Symptoms Leading to the Recommendation of Prenatal Diagnostic Screening
Typically, prenatal diagnostic screening is recommended when there are indications or risks of genetic abnormalities. These can arise from various factors such as advanced maternal age, family history of genetic disorders, or abnormal results from previous prenatal screenings. Specific symptoms and conditions that may prompt a healthcare provider to recommend this screening include:
- Abnormal ultrasound findings
- Increased risk of Down syndrome, Edwards syndrome, or Patau syndrome
- History of miscarriages or stillbirths
- Parental concerns about genetic diseases due to family history
Understanding Karyotyping and FISH
Karyotyping is a laboratory technique that allows scientists to view an individual’s chromosomes in a cell. It helps in identifying and evaluating the size, shape, and number of chromosomes, thereby detecting any abnormalities. On the other hand, FISH is a more targeted approach that uses fluorescent probes to visualize specific chromosomes or parts of chromosomes.
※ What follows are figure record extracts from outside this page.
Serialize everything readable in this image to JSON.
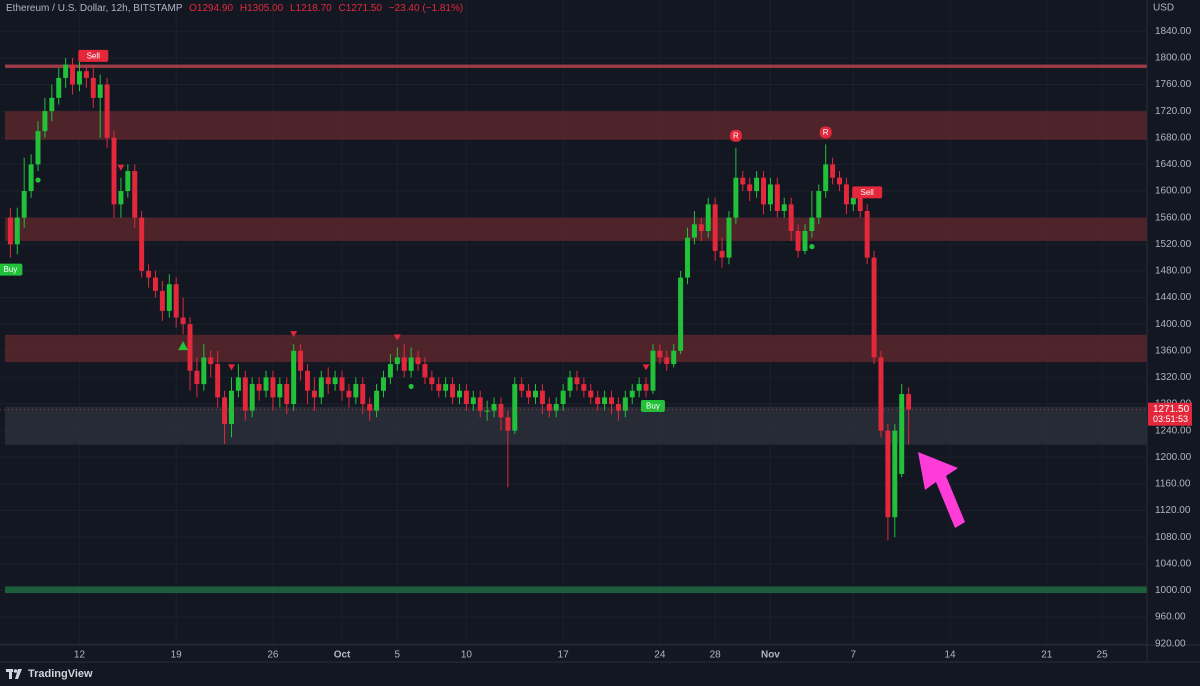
{
  "chart_data": {
    "type": "candlestick",
    "title": "Ethereum / U.S. Dollar, 12h, BITSTAMP",
    "ohlc_legend": [
      "O1294.90",
      "H1305.00",
      "L1218.70",
      "C1271.50",
      "−23.40 (−1.81%)"
    ],
    "currency": "USD",
    "brand": "TradingView",
    "up_color": "#22c13a",
    "down_color": "#e3283c",
    "grid": true,
    "ylim": [
      918,
      1887
    ],
    "yticks": [
      {
        "value": 920,
        "label": "920.00"
      },
      {
        "value": 960,
        "label": "960.00"
      },
      {
        "value": 1000,
        "label": "1000.00"
      },
      {
        "value": 1040,
        "label": "1040.00"
      },
      {
        "value": 1080,
        "label": "1080.00"
      },
      {
        "value": 1120,
        "label": "1120.00"
      },
      {
        "value": 1160,
        "label": "1160.00"
      },
      {
        "value": 1200,
        "label": "1200.00"
      },
      {
        "value": 1240,
        "label": "1240.00"
      },
      {
        "value": 1280,
        "label": "1280.00"
      },
      {
        "value": 1320,
        "label": "1320.00"
      },
      {
        "value": 1360,
        "label": "1360.00"
      },
      {
        "value": 1400,
        "label": "1400.00"
      },
      {
        "value": 1440,
        "label": "1440.00"
      },
      {
        "value": 1480,
        "label": "1480.00"
      },
      {
        "value": 1520,
        "label": "1520.00"
      },
      {
        "value": 1560,
        "label": "1560.00"
      },
      {
        "value": 1600,
        "label": "1600.00"
      },
      {
        "value": 1640,
        "label": "1640.00"
      },
      {
        "value": 1680,
        "label": "1680.00"
      },
      {
        "value": 1720,
        "label": "1720.00"
      },
      {
        "value": 1760,
        "label": "1760.00"
      },
      {
        "value": 1800,
        "label": "1800.00"
      },
      {
        "value": 1840,
        "label": "1840.00"
      }
    ],
    "xlim": [
      -1.5,
      164.5
    ],
    "xticks": [
      {
        "value": 10,
        "label": "12"
      },
      {
        "value": 24,
        "label": "19"
      },
      {
        "value": 38,
        "label": "26"
      },
      {
        "value": 48,
        "label": "Oct"
      },
      {
        "value": 56,
        "label": "5"
      },
      {
        "value": 66,
        "label": "10"
      },
      {
        "value": 80,
        "label": "17"
      },
      {
        "value": 94,
        "label": "24"
      },
      {
        "value": 102,
        "label": "28"
      },
      {
        "value": 110,
        "label": "Nov"
      },
      {
        "value": 122,
        "label": "7"
      },
      {
        "value": 136,
        "label": "14"
      },
      {
        "value": 150,
        "label": "21"
      },
      {
        "value": 158,
        "label": "25"
      }
    ],
    "ohlc": [
      [
        1560,
        1575,
        1500,
        1520
      ],
      [
        1520,
        1575,
        1505,
        1560
      ],
      [
        1560,
        1650,
        1545,
        1600
      ],
      [
        1600,
        1655,
        1590,
        1640
      ],
      [
        1640,
        1705,
        1630,
        1690
      ],
      [
        1690,
        1740,
        1680,
        1720
      ],
      [
        1720,
        1760,
        1705,
        1740
      ],
      [
        1740,
        1785,
        1730,
        1770
      ],
      [
        1770,
        1800,
        1755,
        1790
      ],
      [
        1790,
        1800,
        1745,
        1760
      ],
      [
        1760,
        1795,
        1750,
        1780
      ],
      [
        1780,
        1790,
        1755,
        1770
      ],
      [
        1770,
        1785,
        1725,
        1740
      ],
      [
        1740,
        1775,
        1680,
        1760
      ],
      [
        1760,
        1770,
        1665,
        1680
      ],
      [
        1680,
        1690,
        1560,
        1580
      ],
      [
        1580,
        1620,
        1560,
        1600
      ],
      [
        1600,
        1640,
        1590,
        1630
      ],
      [
        1630,
        1640,
        1545,
        1560
      ],
      [
        1560,
        1570,
        1470,
        1480
      ],
      [
        1480,
        1490,
        1455,
        1470
      ],
      [
        1470,
        1480,
        1440,
        1450
      ],
      [
        1450,
        1465,
        1405,
        1420
      ],
      [
        1420,
        1475,
        1410,
        1460
      ],
      [
        1460,
        1470,
        1395,
        1410
      ],
      [
        1410,
        1440,
        1385,
        1400
      ],
      [
        1400,
        1410,
        1300,
        1330
      ],
      [
        1330,
        1350,
        1290,
        1310
      ],
      [
        1310,
        1370,
        1300,
        1350
      ],
      [
        1350,
        1360,
        1320,
        1340
      ],
      [
        1340,
        1360,
        1275,
        1290
      ],
      [
        1290,
        1300,
        1220,
        1250
      ],
      [
        1250,
        1320,
        1230,
        1300
      ],
      [
        1300,
        1340,
        1290,
        1320
      ],
      [
        1320,
        1330,
        1255,
        1270
      ],
      [
        1270,
        1320,
        1260,
        1310
      ],
      [
        1310,
        1320,
        1285,
        1300
      ],
      [
        1300,
        1330,
        1290,
        1320
      ],
      [
        1320,
        1330,
        1270,
        1290
      ],
      [
        1290,
        1320,
        1275,
        1310
      ],
      [
        1310,
        1320,
        1265,
        1280
      ],
      [
        1280,
        1370,
        1270,
        1360
      ],
      [
        1360,
        1370,
        1315,
        1330
      ],
      [
        1330,
        1340,
        1280,
        1300
      ],
      [
        1300,
        1320,
        1270,
        1290
      ],
      [
        1290,
        1330,
        1280,
        1320
      ],
      [
        1320,
        1335,
        1295,
        1310
      ],
      [
        1310,
        1330,
        1300,
        1320
      ],
      [
        1320,
        1330,
        1285,
        1300
      ],
      [
        1300,
        1310,
        1275,
        1290
      ],
      [
        1290,
        1320,
        1280,
        1310
      ],
      [
        1310,
        1320,
        1265,
        1280
      ],
      [
        1280,
        1290,
        1255,
        1270
      ],
      [
        1270,
        1310,
        1260,
        1300
      ],
      [
        1300,
        1330,
        1290,
        1320
      ],
      [
        1320,
        1355,
        1310,
        1340
      ],
      [
        1340,
        1365,
        1330,
        1350
      ],
      [
        1350,
        1370,
        1320,
        1330
      ],
      [
        1330,
        1365,
        1320,
        1350
      ],
      [
        1350,
        1360,
        1330,
        1340
      ],
      [
        1340,
        1350,
        1310,
        1320
      ],
      [
        1320,
        1330,
        1300,
        1310
      ],
      [
        1310,
        1320,
        1290,
        1300
      ],
      [
        1300,
        1320,
        1290,
        1310
      ],
      [
        1310,
        1320,
        1280,
        1290
      ],
      [
        1290,
        1310,
        1280,
        1300
      ],
      [
        1300,
        1310,
        1270,
        1280
      ],
      [
        1280,
        1300,
        1270,
        1290
      ],
      [
        1290,
        1300,
        1260,
        1270
      ],
      [
        1270,
        1285,
        1255,
        1270
      ],
      [
        1270,
        1290,
        1260,
        1280
      ],
      [
        1280,
        1290,
        1240,
        1260
      ],
      [
        1260,
        1270,
        1155,
        1240
      ],
      [
        1240,
        1320,
        1235,
        1310
      ],
      [
        1310,
        1320,
        1290,
        1300
      ],
      [
        1300,
        1310,
        1280,
        1290
      ],
      [
        1290,
        1310,
        1280,
        1300
      ],
      [
        1300,
        1310,
        1265,
        1280
      ],
      [
        1280,
        1290,
        1260,
        1270
      ],
      [
        1270,
        1290,
        1260,
        1280
      ],
      [
        1280,
        1310,
        1270,
        1300
      ],
      [
        1300,
        1330,
        1290,
        1320
      ],
      [
        1320,
        1330,
        1300,
        1310
      ],
      [
        1310,
        1320,
        1290,
        1300
      ],
      [
        1300,
        1310,
        1280,
        1290
      ],
      [
        1290,
        1300,
        1270,
        1280
      ],
      [
        1280,
        1300,
        1270,
        1290
      ],
      [
        1290,
        1300,
        1265,
        1280
      ],
      [
        1280,
        1290,
        1255,
        1270
      ],
      [
        1270,
        1300,
        1260,
        1290
      ],
      [
        1290,
        1310,
        1280,
        1300
      ],
      [
        1300,
        1320,
        1290,
        1310
      ],
      [
        1310,
        1320,
        1290,
        1300
      ],
      [
        1300,
        1370,
        1295,
        1360
      ],
      [
        1360,
        1370,
        1340,
        1350
      ],
      [
        1350,
        1360,
        1330,
        1340
      ],
      [
        1340,
        1370,
        1335,
        1360
      ],
      [
        1360,
        1480,
        1355,
        1470
      ],
      [
        1470,
        1545,
        1460,
        1530
      ],
      [
        1530,
        1570,
        1520,
        1550
      ],
      [
        1550,
        1560,
        1525,
        1540
      ],
      [
        1540,
        1590,
        1530,
        1580
      ],
      [
        1580,
        1590,
        1495,
        1510
      ],
      [
        1510,
        1530,
        1485,
        1500
      ],
      [
        1500,
        1570,
        1490,
        1560
      ],
      [
        1560,
        1665,
        1550,
        1620
      ],
      [
        1620,
        1630,
        1600,
        1610
      ],
      [
        1610,
        1620,
        1585,
        1600
      ],
      [
        1600,
        1630,
        1590,
        1620
      ],
      [
        1620,
        1630,
        1565,
        1580
      ],
      [
        1580,
        1620,
        1570,
        1610
      ],
      [
        1610,
        1620,
        1560,
        1570
      ],
      [
        1570,
        1590,
        1560,
        1580
      ],
      [
        1580,
        1590,
        1525,
        1540
      ],
      [
        1540,
        1550,
        1500,
        1510
      ],
      [
        1510,
        1550,
        1505,
        1540
      ],
      [
        1540,
        1600,
        1530,
        1560
      ],
      [
        1560,
        1610,
        1550,
        1600
      ],
      [
        1600,
        1670,
        1590,
        1640
      ],
      [
        1640,
        1650,
        1610,
        1620
      ],
      [
        1620,
        1630,
        1600,
        1610
      ],
      [
        1610,
        1620,
        1565,
        1580
      ],
      [
        1580,
        1600,
        1570,
        1590
      ],
      [
        1590,
        1600,
        1560,
        1570
      ],
      [
        1570,
        1580,
        1490,
        1500
      ],
      [
        1500,
        1510,
        1340,
        1350
      ],
      [
        1350,
        1360,
        1230,
        1240
      ],
      [
        1240,
        1250,
        1075,
        1110
      ],
      [
        1110,
        1250,
        1080,
        1240
      ],
      [
        1175,
        1310,
        1170,
        1295
      ],
      [
        1294.9,
        1305,
        1218.7,
        1271.5
      ]
    ],
    "zones": [
      {
        "low": 1785,
        "high": 1790,
        "color": "#b8434d"
      },
      {
        "low": 1677,
        "high": 1720,
        "color": "#5a262c"
      },
      {
        "low": 1525,
        "high": 1560,
        "color": "#5a262c"
      },
      {
        "low": 1343,
        "high": 1384,
        "color": "#5a262c"
      },
      {
        "low": 1219,
        "high": 1276,
        "color": "#2c2f38"
      },
      {
        "low": 996,
        "high": 1006,
        "color": "#1f6a3f"
      }
    ],
    "signals": [
      {
        "index": 0,
        "shape": "label",
        "side": "below",
        "label": "Buy",
        "color": "#22c13a"
      },
      {
        "index": 12,
        "shape": "label",
        "side": "above",
        "label": "Sell",
        "color": "#e3283c"
      },
      {
        "index": 16,
        "shape": "triangle",
        "side": "above",
        "color": "#e3283c"
      },
      {
        "index": 4,
        "shape": "dot",
        "side": "below",
        "color": "#22c13a"
      },
      {
        "index": 25,
        "shape": "triangle",
        "side": "below",
        "color": "#22c13a"
      },
      {
        "index": 32,
        "shape": "triangle",
        "side": "above",
        "color": "#e3283c"
      },
      {
        "index": 41,
        "shape": "triangle",
        "side": "above",
        "color": "#e3283c"
      },
      {
        "index": 56,
        "shape": "triangle",
        "side": "above",
        "color": "#e3283c"
      },
      {
        "index": 58,
        "shape": "dot",
        "side": "below",
        "color": "#22c13a"
      },
      {
        "index": 92,
        "shape": "triangle",
        "side": "above",
        "color": "#e3283c"
      },
      {
        "index": 93,
        "shape": "label",
        "side": "below",
        "label": "Buy",
        "color": "#22c13a"
      },
      {
        "index": 105,
        "shape": "label",
        "side": "above",
        "label": "R",
        "color": "#e3283c"
      },
      {
        "index": 116,
        "shape": "dot",
        "side": "below",
        "color": "#22c13a"
      },
      {
        "index": 118,
        "shape": "label",
        "side": "above",
        "label": "R",
        "color": "#e3283c"
      },
      {
        "index": 124,
        "shape": "label",
        "side": "above",
        "label": "Sell",
        "color": "#e3283c"
      }
    ],
    "last_price": {
      "value": 1271.5,
      "label": "1271.50",
      "countdown": "03:51:53"
    }
  }
}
It is particularly useful in detecting microdeletions or duplications that might not be visible through karyotyping.
What Does the Test Screen For?
The Prenatal Diagnostic Screening by Karyotyping and FISH for 13, 18, 21, X, and Y chromosomes focuses on identifying abnormalities associated with the most common chromosomal conditions:
- Trisomy 13 (Patau Syndrome): Characterized by severe intellectual disability and physical abnormalities in many parts of the body.
- Trisomy 18 (Edwards Syndrome): Associated with a high rate of miscarriage. Babies that are born often have complex medical and developmental problems.
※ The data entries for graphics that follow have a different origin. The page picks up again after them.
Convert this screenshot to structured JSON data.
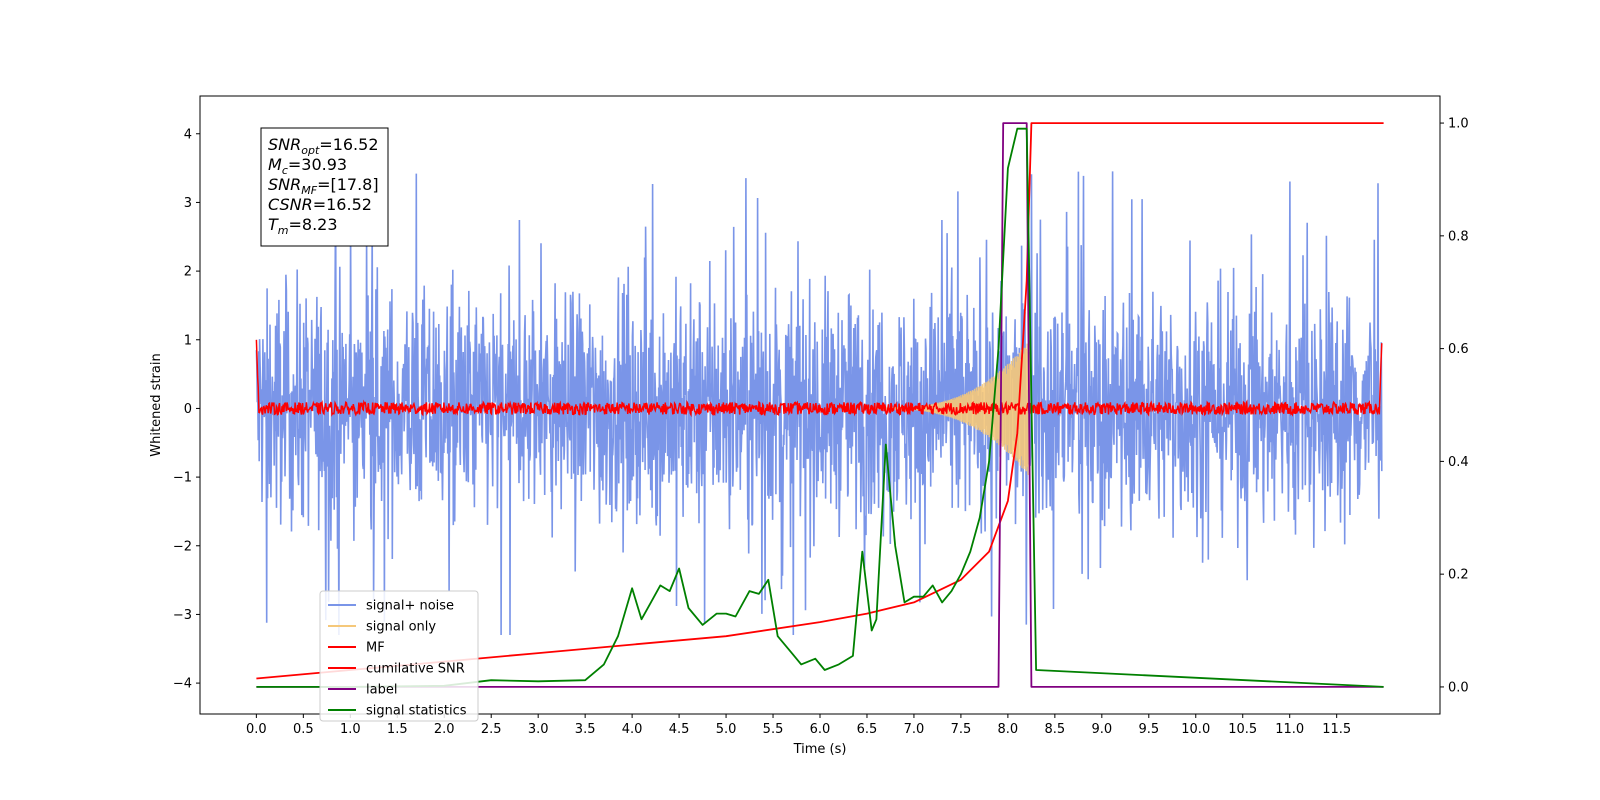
{
  "chart_data": {
    "type": "line",
    "title": "",
    "xlabel": "Time (s)",
    "ylabel": "Whitened strain",
    "xlim": [
      -0.6,
      12.6
    ],
    "ylim": [
      -4.45,
      4.55
    ],
    "y2lim": [
      -0.048,
      1.048
    ],
    "grid": false,
    "legend_position": "lower-left",
    "xticks": [
      "0.0",
      "0.5",
      "1.0",
      "1.5",
      "2.0",
      "2.5",
      "3.0",
      "3.5",
      "4.0",
      "4.5",
      "5.0",
      "5.5",
      "6.0",
      "6.5",
      "7.0",
      "7.5",
      "8.0",
      "8.5",
      "9.0",
      "9.5",
      "10.0",
      "10.5",
      "11.0",
      "11.5"
    ],
    "yticks": [
      "−4",
      "−3",
      "−2",
      "−1",
      "0",
      "1",
      "2",
      "3",
      "4"
    ],
    "y2ticks": [
      "0.0",
      "0.2",
      "0.4",
      "0.6",
      "0.8",
      "1.0"
    ],
    "annotation": {
      "lines": [
        {
          "sym": "SNR",
          "sub": "opt",
          "val": "=16.52"
        },
        {
          "sym": "M",
          "sub": "c",
          "val": "=30.93"
        },
        {
          "sym": "SNR",
          "sub": "MF",
          "val": "=[17.8]"
        },
        {
          "sym": "CSNR",
          "sub": "",
          "val": "=16.52"
        },
        {
          "sym": "T",
          "sub": "m",
          "val": "=8.23"
        }
      ]
    },
    "series": [
      {
        "name": "signal+ noise",
        "color": "#7a95e8",
        "axis": "left",
        "noise": {
          "t_start": 0.0,
          "t_end": 11.98,
          "amplitude_range": [
            -3.3,
            4.15
          ]
        }
      },
      {
        "name": "signal only",
        "color": "#f5c87a",
        "axis": "left",
        "chirp": {
          "t_start": 6.5,
          "t_merge": 8.23,
          "peak_amplitude": 1.0
        }
      },
      {
        "name": "MF",
        "color": "#ff0000",
        "axis": "left",
        "flat_noise": {
          "t_start": 0.0,
          "t_end": 11.98,
          "amplitude": 0.1,
          "edge_values": [
            1.0,
            0.95
          ]
        }
      },
      {
        "name": "cumilative SNR",
        "color": "#ff0000",
        "axis": "right",
        "x": [
          0.0,
          1.0,
          2.0,
          3.0,
          4.0,
          5.0,
          6.0,
          6.5,
          7.0,
          7.5,
          7.8,
          8.0,
          8.1,
          8.2,
          8.25,
          12.0
        ],
        "values": [
          0.015,
          0.03,
          0.045,
          0.06,
          0.075,
          0.09,
          0.115,
          0.13,
          0.15,
          0.19,
          0.24,
          0.33,
          0.45,
          0.72,
          1.0,
          1.0
        ]
      },
      {
        "name": "label",
        "color": "#800080",
        "axis": "right",
        "x": [
          0.0,
          7.9,
          7.95,
          8.2,
          8.25,
          12.0
        ],
        "values": [
          0.0,
          0.0,
          1.0,
          1.0,
          0.0,
          0.0
        ]
      },
      {
        "name": "signal statistics",
        "color": "#008000",
        "axis": "right",
        "x": [
          0.0,
          1.0,
          2.0,
          2.5,
          3.0,
          3.5,
          3.7,
          3.85,
          4.0,
          4.1,
          4.2,
          4.3,
          4.4,
          4.5,
          4.6,
          4.75,
          4.9,
          5.0,
          5.1,
          5.25,
          5.35,
          5.45,
          5.55,
          5.7,
          5.8,
          5.95,
          6.05,
          6.2,
          6.35,
          6.45,
          6.55,
          6.6,
          6.7,
          6.8,
          6.9,
          7.0,
          7.1,
          7.2,
          7.3,
          7.4,
          7.5,
          7.6,
          7.7,
          7.8,
          7.9,
          8.0,
          8.1,
          8.2,
          8.3,
          12.0
        ],
        "values": [
          0.0,
          0.0,
          0.002,
          0.012,
          0.01,
          0.012,
          0.04,
          0.09,
          0.175,
          0.12,
          0.15,
          0.18,
          0.17,
          0.21,
          0.14,
          0.11,
          0.13,
          0.13,
          0.125,
          0.17,
          0.165,
          0.19,
          0.09,
          0.06,
          0.04,
          0.05,
          0.03,
          0.04,
          0.055,
          0.24,
          0.1,
          0.12,
          0.43,
          0.25,
          0.15,
          0.16,
          0.16,
          0.18,
          0.15,
          0.17,
          0.2,
          0.24,
          0.3,
          0.4,
          0.6,
          0.92,
          0.99,
          0.99,
          0.03,
          0.0
        ]
      }
    ]
  }
}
- Trisomy 21 (Down Syndrome): The most common chromosomal condition, known for causing intellectual disabilities and distinctive facial features.
- Monosomy X (Turner Syndrome): Affects females, leading to short stature and infertility, among other health issues.
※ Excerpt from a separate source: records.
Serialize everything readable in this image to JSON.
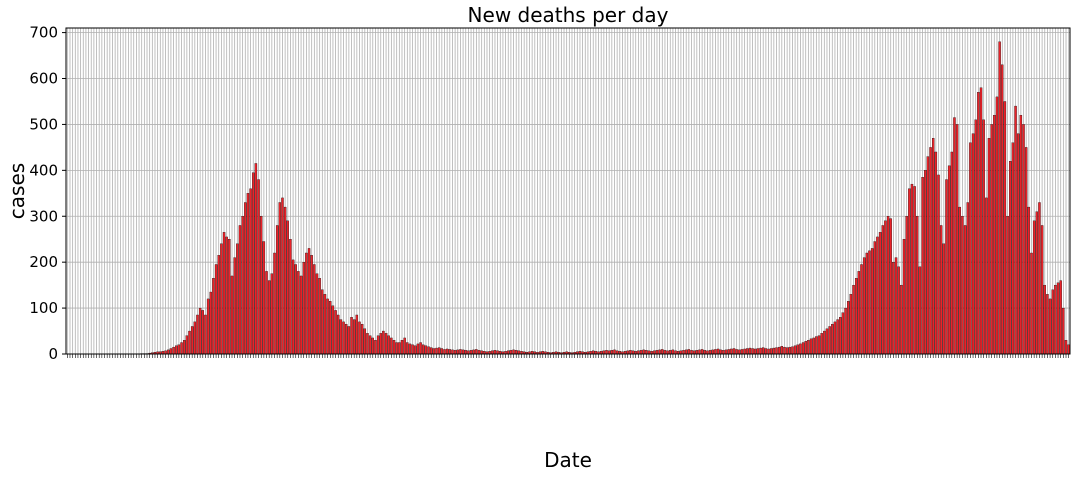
{
  "chart_data": {
    "type": "bar",
    "title": "New deaths per day",
    "xlabel": "Date",
    "ylabel": "cases",
    "ylim": [
      0,
      710
    ],
    "yticks": [
      0,
      100,
      200,
      300,
      400,
      500,
      600,
      700
    ],
    "grid": true,
    "bar_color": "#e8232a",
    "values": [
      0,
      0,
      0,
      0,
      0,
      0,
      0,
      0,
      0,
      0,
      0,
      0,
      0,
      0,
      0,
      0,
      0,
      0,
      0,
      0,
      0,
      0,
      0,
      0,
      0,
      0,
      0,
      0,
      1,
      1,
      1,
      2,
      3,
      4,
      5,
      5,
      6,
      7,
      9,
      12,
      15,
      18,
      20,
      25,
      30,
      40,
      50,
      60,
      70,
      85,
      100,
      95,
      85,
      120,
      135,
      165,
      195,
      215,
      240,
      265,
      255,
      250,
      170,
      210,
      240,
      280,
      300,
      330,
      350,
      360,
      395,
      415,
      380,
      300,
      245,
      180,
      160,
      175,
      220,
      280,
      330,
      340,
      320,
      290,
      250,
      205,
      195,
      180,
      170,
      200,
      220,
      230,
      215,
      195,
      175,
      165,
      140,
      130,
      120,
      115,
      105,
      95,
      85,
      75,
      70,
      65,
      60,
      80,
      75,
      85,
      70,
      65,
      55,
      45,
      40,
      35,
      30,
      40,
      45,
      50,
      45,
      40,
      35,
      30,
      25,
      25,
      30,
      35,
      25,
      22,
      20,
      18,
      22,
      25,
      20,
      18,
      16,
      14,
      12,
      13,
      14,
      12,
      10,
      11,
      10,
      9,
      8,
      9,
      10,
      9,
      8,
      7,
      8,
      9,
      10,
      8,
      7,
      6,
      5,
      6,
      7,
      8,
      7,
      6,
      5,
      6,
      7,
      8,
      9,
      8,
      7,
      6,
      5,
      4,
      5,
      6,
      5,
      4,
      5,
      6,
      5,
      4,
      3,
      4,
      5,
      4,
      3,
      4,
      5,
      4,
      3,
      4,
      5,
      6,
      5,
      4,
      5,
      6,
      7,
      6,
      5,
      6,
      7,
      8,
      7,
      8,
      9,
      7,
      6,
      5,
      6,
      7,
      8,
      7,
      6,
      7,
      8,
      9,
      8,
      7,
      6,
      7,
      8,
      9,
      10,
      8,
      7,
      8,
      9,
      7,
      6,
      7,
      8,
      9,
      10,
      8,
      7,
      8,
      9,
      10,
      8,
      7,
      8,
      9,
      10,
      11,
      9,
      8,
      9,
      10,
      11,
      12,
      10,
      9,
      10,
      11,
      12,
      13,
      12,
      11,
      12,
      13,
      14,
      12,
      11,
      12,
      13,
      14,
      15,
      17,
      15,
      14,
      15,
      16,
      18,
      20,
      22,
      25,
      28,
      30,
      33,
      35,
      38,
      40,
      45,
      50,
      55,
      60,
      65,
      70,
      75,
      80,
      90,
      100,
      115,
      130,
      150,
      165,
      180,
      195,
      210,
      220,
      225,
      230,
      245,
      255,
      265,
      280,
      290,
      300,
      295,
      200,
      210,
      190,
      150,
      250,
      300,
      360,
      370,
      365,
      300,
      190,
      385,
      400,
      430,
      450,
      470,
      440,
      390,
      280,
      240,
      380,
      410,
      440,
      515,
      500,
      320,
      300,
      280,
      330,
      460,
      480,
      510,
      570,
      580,
      510,
      340,
      470,
      500,
      520,
      560,
      680,
      630,
      550,
      300,
      420,
      460,
      540,
      480,
      520,
      500,
      450,
      320,
      220,
      290,
      310,
      330,
      280,
      150,
      130,
      120,
      140,
      150,
      155,
      160,
      100,
      30,
      20
    ]
  }
}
- Klinefelter Syndrome (XXY): Affects males, leading to infertility and other physical changes.
Test Cost and Procedure
The cost of the Prenatal Diagnostic Screening by Karyotyping and FISH for 13, 18, 21, X, and Y chromosomes at DNA Labs UAE is 3600 AED. The procedure involves collecting a sample of the amniotic fluid or chorionic villus sampling (CVS) from the pregnant woman. This sample is then analyzed in the laboratory using both karyotyping and FISH techniques to identify any chromosomal abnormalities.
Why Choose DNA Labs UAE?
Choosing DNA Labs UAE for prenatal diagnostic screening comes with the assurance of accuracy, confidentiality, and support. The lab is equipped with state-of-the-art technology and staffed by a team of expert geneticists and counselors who provide comprehensive support throughout the testing process. For more information on this test, visit DNA Labs UAE.
Conclusion
Prenatal diagnostic screening by karyotyping and FISH for chromosomes 13, 18, 21, X, and Y offers expecting parents a valuable tool for early detection of chromosomal abnormalities. While the decision to undergo such testing is deeply personal, understanding the symptoms, procedure, and benefits can help in making an informed choice. DNA Labs UAE stands ready to provide this crucial service, combining expertise with compassionate care to support families during this important part of their journey.